My friend’s elderly father provided years of home care to his wife before her advancing Alzheimer’s required an outside placement. Then, for several more years, he made daily trips to feed his wife and hold her hand at the nursing home. If you know a father or husband like this, then you know someone who deserves special recognition today.
Male caregivers have specific needs but many don’t like discussing the emotional aspects of their role in mixed-gender company. According to a poll done by AARP and NORC, men who are caring for spouses may also face more stress than other types of caregivers.

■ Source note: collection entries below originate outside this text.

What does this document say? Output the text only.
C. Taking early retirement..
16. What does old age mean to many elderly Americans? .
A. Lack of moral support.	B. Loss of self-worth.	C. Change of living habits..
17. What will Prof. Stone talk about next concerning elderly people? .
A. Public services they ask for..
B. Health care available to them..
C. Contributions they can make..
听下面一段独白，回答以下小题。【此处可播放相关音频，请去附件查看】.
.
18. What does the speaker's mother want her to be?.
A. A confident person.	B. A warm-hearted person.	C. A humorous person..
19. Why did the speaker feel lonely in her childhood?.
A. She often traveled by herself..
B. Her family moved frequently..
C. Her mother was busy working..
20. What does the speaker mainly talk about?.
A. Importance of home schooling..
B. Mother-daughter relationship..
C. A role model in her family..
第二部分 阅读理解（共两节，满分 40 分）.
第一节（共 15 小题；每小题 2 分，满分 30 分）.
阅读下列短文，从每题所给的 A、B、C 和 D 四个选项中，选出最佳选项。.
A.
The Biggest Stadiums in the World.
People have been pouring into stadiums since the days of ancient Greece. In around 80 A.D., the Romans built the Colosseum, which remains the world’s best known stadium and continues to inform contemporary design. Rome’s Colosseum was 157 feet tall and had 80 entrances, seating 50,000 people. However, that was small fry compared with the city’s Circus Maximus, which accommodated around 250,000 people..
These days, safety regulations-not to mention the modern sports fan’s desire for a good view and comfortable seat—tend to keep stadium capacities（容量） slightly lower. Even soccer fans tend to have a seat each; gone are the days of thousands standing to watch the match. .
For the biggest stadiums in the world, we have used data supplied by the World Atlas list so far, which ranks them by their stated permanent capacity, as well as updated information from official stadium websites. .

Lynn Feinberg, a caregiving specialist at AARP, says that people caring for a spouse tend to get less help from family and friends — compared to adults caring for their parents. A second factor common to those caring for a spouse is their older age. According to the NORC poll, the average age of spousal caregivers is 67 — for parent caregivers it’s 58.
Back in 1999, men comprised less than 25% of caregivers. But a study on Caregiving in the USA done by the National Alliance for Caregiving and AARP. found that today about 35% of caregivers are male. The increase in male caregivers has prompted a surge in the number of male caregivers attending support groups.
Some healthcare providers are planning ahead to design better support services for the growing number of men who will need them. In Florida, Hospice by the Sea is looking at the needs of male caregivers as part of research on workplace caregiving funded by United Healthcare. Their findings will provide the groundwork for developing more effective initiatives to support men.
We may wait years to find out what the social scientists have to say, so let’s do something today. Make it a point to send Father’s Day hugs to the valiant men you know. We’re in this together and, guys, you are very special!